STUDIES OF MAGNETOTACTIC BACTERIA BY SOFT X-RAY MICROSCOPY

Abstract

Magnetotactic bacteria (MTB) are ubiquitous in aquatic environments. They biomineralize membrane-bound magnetic nanoparticles (magnetosomes), which are magnetically single-domain, single crystals of either magnetite, Fe3O4, or greigite, Fe3S4. The chain is a strong magnetic dipole, which aligns the cell with the earth’s magnetic field (magnetotaxis) and, together with chemical signatures (aerotaxis), is believed to increase the efficiency of the organism in finding an optical oxygen concentration in the sediments. As the simplest organisms, in which biomineralization occurs, magnetotactic bacteria serve as an ideal model to study biomineralization mechanism.

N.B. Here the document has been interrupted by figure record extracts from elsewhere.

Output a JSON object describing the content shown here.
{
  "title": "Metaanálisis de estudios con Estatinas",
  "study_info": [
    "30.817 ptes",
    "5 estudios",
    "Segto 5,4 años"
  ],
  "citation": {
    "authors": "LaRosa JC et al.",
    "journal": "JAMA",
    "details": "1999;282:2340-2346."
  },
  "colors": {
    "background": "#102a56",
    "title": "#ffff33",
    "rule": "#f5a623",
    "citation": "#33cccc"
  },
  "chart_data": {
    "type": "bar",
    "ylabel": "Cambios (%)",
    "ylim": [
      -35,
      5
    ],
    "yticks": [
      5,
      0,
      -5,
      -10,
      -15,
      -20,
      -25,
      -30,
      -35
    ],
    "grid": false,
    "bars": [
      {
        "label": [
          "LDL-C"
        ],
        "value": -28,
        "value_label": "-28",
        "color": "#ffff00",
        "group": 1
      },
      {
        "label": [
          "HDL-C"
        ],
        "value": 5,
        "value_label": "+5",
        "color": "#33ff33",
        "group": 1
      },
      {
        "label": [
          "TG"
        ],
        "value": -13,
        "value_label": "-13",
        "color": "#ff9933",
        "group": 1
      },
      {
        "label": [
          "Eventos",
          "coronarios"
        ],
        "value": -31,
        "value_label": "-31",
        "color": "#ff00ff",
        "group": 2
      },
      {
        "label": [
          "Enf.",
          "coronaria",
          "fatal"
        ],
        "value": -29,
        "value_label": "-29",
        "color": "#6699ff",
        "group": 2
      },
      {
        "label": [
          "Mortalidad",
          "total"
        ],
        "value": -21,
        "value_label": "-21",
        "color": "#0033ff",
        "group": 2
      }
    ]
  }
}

In this research, soft X-ray STXM (scanning transmission X-ray microscopy) was used to characterize the chemistry and magnetism of magnetotactic bacteria (MTB) on an individual cell and an individual magnetosome basis. Two types of MTB, Candidatus Magnetovibrio blakemorei strain MV-1 and multicellular magnetotoactic prokaryotes (MMPs) were studied in this project. In addition, ptychography technique, which does not rely on X-ray optics and holds promise for imaging with wavelength-limited resolution, is used to study biomineralization and magnetism of MTB cells. A spatial resolution of 7 nm below 1000 eV is achieved with ptychography, which is the highest in the soft X-ray region so far. Precursor-like and immature magnetosomes in intact MV-1 cells with ptychography are observed and a model for the pathway of magnetosome biomineralization for MV-1 is proposed. Our results demonstrate ptychography offers a superior means to characterize the chemical and magnetic properties of magnetotactic bacteria at the individual magnetosome level.